Stumbling and Mumbling

Celebrating failure

chris dillow
Publish date: Fri, 28 Jun 2013, 02:15 PM
chris dillow
0 2,773
An extremist, not a fanatic

For a long time, people like me have accused politicians of importing into government the habits and ideology of corporate management. Listening to Osborne on Wednesday, however, made think that this accusation is wrong.

Take this passage:

I also said three years ago that I was confident that job creation in the private sector would more than make up for the losses [in the public sector].
That prediction created more controversy than almost anything else at the time.
Instead, every job lost in the public sector has been offset by three new jobs in the private sector...
A central argument of those who fought against our plan completely demolished by the ingenuity, enterprise and ambition of Britain's businesses.

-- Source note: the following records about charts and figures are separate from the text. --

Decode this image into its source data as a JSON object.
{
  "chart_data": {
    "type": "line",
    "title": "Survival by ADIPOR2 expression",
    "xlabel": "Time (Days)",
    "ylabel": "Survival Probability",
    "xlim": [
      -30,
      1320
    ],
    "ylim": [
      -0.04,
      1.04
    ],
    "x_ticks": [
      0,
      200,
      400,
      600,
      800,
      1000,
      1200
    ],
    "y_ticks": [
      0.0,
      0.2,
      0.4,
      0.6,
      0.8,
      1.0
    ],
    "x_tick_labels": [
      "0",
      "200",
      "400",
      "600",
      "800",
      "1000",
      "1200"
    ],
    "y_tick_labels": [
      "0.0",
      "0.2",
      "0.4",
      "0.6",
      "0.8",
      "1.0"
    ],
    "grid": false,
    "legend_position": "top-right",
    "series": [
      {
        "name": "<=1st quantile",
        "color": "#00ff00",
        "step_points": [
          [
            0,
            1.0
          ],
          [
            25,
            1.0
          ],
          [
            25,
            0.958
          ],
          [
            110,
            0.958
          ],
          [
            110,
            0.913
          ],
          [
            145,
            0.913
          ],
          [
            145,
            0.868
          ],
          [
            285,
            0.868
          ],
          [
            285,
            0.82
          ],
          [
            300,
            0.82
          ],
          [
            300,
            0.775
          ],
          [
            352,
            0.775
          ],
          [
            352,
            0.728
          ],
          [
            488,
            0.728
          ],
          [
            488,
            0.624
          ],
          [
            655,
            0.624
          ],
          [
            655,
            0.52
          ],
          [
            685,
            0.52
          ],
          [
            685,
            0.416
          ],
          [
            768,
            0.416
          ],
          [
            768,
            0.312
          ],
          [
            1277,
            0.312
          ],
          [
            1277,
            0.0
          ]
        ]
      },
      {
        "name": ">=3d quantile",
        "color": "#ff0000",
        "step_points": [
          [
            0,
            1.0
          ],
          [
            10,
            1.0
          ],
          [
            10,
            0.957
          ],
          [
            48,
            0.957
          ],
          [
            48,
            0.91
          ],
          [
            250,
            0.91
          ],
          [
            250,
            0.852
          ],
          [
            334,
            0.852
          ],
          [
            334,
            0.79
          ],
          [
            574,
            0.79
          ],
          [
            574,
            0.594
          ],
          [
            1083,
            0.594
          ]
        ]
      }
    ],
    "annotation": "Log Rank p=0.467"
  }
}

He's forgotten something here. Back in 2010, he thought the private sector would create jobs because the economy would expand. But the expansion has been much weaker than expected; In June 2010 the OBR forecast (pdf) that real GDP would be 9.5% higher in 2013 than in 2009. If its latest forecast is correct, it'll be only 3.8% bigger.

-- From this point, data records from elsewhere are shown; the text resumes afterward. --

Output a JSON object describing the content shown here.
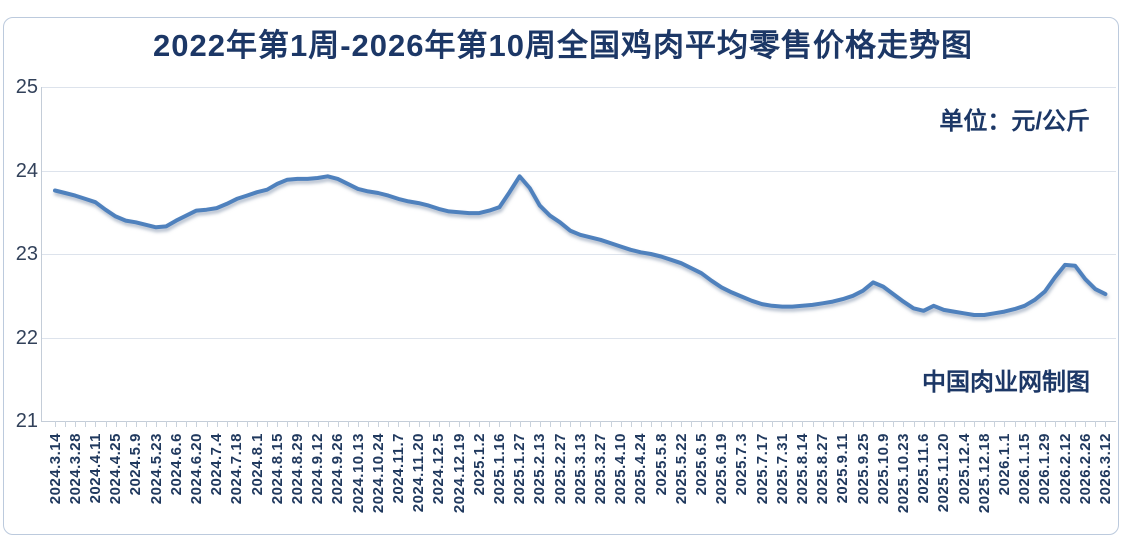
{
  "page": {
    "title": "2022年第1周-2026年第10周全国鸡肉平均零售价格走势图",
    "unit_label": "单位：元/公斤",
    "watermark": "中国肉业网制图"
  },
  "colors": {
    "title_text": "#1c3766",
    "line": "#4f81bd",
    "grid": "#dde3ec",
    "axis": "#c4cdd8",
    "tick": "#c9d2dc",
    "axis_label": "#32415a",
    "date_label": "#20395e",
    "border": "#bccadd"
  },
  "chart_data": {
    "type": "line",
    "title": "2022年第1周-2026年第10周全国鸡肉平均零售价格走势图",
    "unit": "元/公斤",
    "xlabel": "",
    "ylabel": "",
    "ylim": [
      21,
      25
    ],
    "y_ticks": [
      25,
      24,
      23,
      22,
      21
    ],
    "grid": "horizontal",
    "legend": "none",
    "label_every": 2,
    "x_labels": [
      "2024.3.14",
      "2024.3.28",
      "2024.4.11",
      "2024.4.25",
      "2024.5.9",
      "2024.5.23",
      "2024.6.6",
      "2024.6.20",
      "2024.7.4",
      "2024.7.18",
      "2024.8.1",
      "2024.8.15",
      "2024.8.29",
      "2024.9.12",
      "2024.9.26",
      "2024.10.13",
      "2024.10.24",
      "2024.11.7",
      "2024.11.20",
      "2024.12.5",
      "2024.12.19",
      "2025.1.2",
      "2025.1.16",
      "2025.1.27",
      "2025.2.13",
      "2025.2.27",
      "2025.3.13",
      "2025.3.27",
      "2025.4.10",
      "2025.4.24",
      "2025.5.8",
      "2025.5.22",
      "2025.6.5",
      "2025.6.19",
      "2025.7.3",
      "2025.7.17",
      "2025.7.31",
      "2025.8.14",
      "2025.8.27",
      "2025.9.11",
      "2025.9.25",
      "2025.10.9",
      "2025.10.23",
      "2025.11.6",
      "2025.11.20",
      "2025.12.4",
      "2025.12.18",
      "2026.1.1",
      "2026.1.15",
      "2026.1.29",
      "2026.2.12",
      "2026.2.26",
      "2026.3.12"
    ],
    "series": [
      {
        "name": "全国鸡肉平均零售价格",
        "color": "#4f81bd",
        "values": [
          23.76,
          23.73,
          23.7,
          23.66,
          23.62,
          23.53,
          23.45,
          23.4,
          23.38,
          23.35,
          23.32,
          23.33,
          23.4,
          23.46,
          23.52,
          23.53,
          23.55,
          23.6,
          23.66,
          23.7,
          23.74,
          23.77,
          23.84,
          23.89,
          23.9,
          23.9,
          23.91,
          23.93,
          23.9,
          23.84,
          23.78,
          23.75,
          23.73,
          23.7,
          23.66,
          23.63,
          23.61,
          23.58,
          23.54,
          23.51,
          23.5,
          23.49,
          23.49,
          23.52,
          23.56,
          23.74,
          23.93,
          23.79,
          23.58,
          23.46,
          23.38,
          23.28,
          23.23,
          23.2,
          23.17,
          23.13,
          23.09,
          23.05,
          23.02,
          23.0,
          22.97,
          22.93,
          22.89,
          22.83,
          22.77,
          22.68,
          22.6,
          22.54,
          22.49,
          22.44,
          22.4,
          22.38,
          22.37,
          22.37,
          22.38,
          22.39,
          22.41,
          22.43,
          22.46,
          22.5,
          22.56,
          22.66,
          22.61,
          22.52,
          22.43,
          22.35,
          22.32,
          22.38,
          22.33,
          22.31,
          22.29,
          22.27,
          22.27,
          22.29,
          22.31,
          22.34,
          22.38,
          22.45,
          22.55,
          22.72,
          22.87,
          22.86,
          22.7,
          22.58,
          22.52
        ]
      }
    ]
  }
}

This poses the question. If real GDP is 5.2% less than expected, how can Osborne still rejoice about job creation?

Simple. It's because productivity has fallen.Rather than celebrate businesses' "ingenuity, enterprise and ambition", Osborne should be cheering their increased inefficiency.

The numbers here are huge. If GDP per person in employment had stayed at its 2008Q1 level, there would now be 1.3m fewer people in work than there are. If GDP per worker had risen by 2% a year - as it did in the 10 years to 2008 - there would be four million fewer in work. If half these showed up in the jobless count, we'd have 4.5 million unemployed.

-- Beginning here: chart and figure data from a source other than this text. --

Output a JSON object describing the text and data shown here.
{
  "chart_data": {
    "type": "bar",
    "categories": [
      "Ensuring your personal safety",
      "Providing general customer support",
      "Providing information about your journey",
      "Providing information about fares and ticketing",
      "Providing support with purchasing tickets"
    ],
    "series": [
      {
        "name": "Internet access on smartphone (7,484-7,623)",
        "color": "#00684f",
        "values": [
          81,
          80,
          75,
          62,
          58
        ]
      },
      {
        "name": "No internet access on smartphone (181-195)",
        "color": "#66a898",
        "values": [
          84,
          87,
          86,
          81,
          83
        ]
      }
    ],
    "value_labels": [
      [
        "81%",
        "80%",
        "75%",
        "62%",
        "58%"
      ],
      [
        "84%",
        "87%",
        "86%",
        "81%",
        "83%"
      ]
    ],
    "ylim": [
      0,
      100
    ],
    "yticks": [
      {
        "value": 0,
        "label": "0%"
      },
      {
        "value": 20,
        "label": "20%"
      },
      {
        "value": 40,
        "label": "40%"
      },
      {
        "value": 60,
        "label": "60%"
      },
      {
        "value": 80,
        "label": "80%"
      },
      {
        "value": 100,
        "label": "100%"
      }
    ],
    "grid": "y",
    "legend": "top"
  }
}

Now, I don't think Osborne deserves any credit for this fall in productivity. And, in fairness to him, he's not claiming any. I've not heard any Tory say; "thanks to our policies, British business has become more inefficient."

But this is not the only way in which he's claimed credit for something he's not responsible for. He also rejoiced in the "£6 billion pounds a year less we are paying to service our debts." But the main reason why debt service costs are low is that gilt yields are (still) low (for now). And the main reason for this is that the (global) economy is so weak. Again, he doesn't deserve credit for this.

Instead, he looks like an in competent rifle-shooter who shoots wildly at a wall, and then paints targets around his bullet holes and shouts "Yay, I hit them." I suspect that if we'd had more normal productivity growth and higher unemployment, Osborne would be celebrating the increased leanness and efficiency of British business.

And this is why I say that government is insufficiently businesslike. Any competent business benchmarks itself against pre-existing targets. The man who misses some targets, hits others only by luck and who invents others after the fact would soon be dismissed as an incompetent bluffer.

In some senses - contrary to my general view! - perhaps we need more managerialism in government.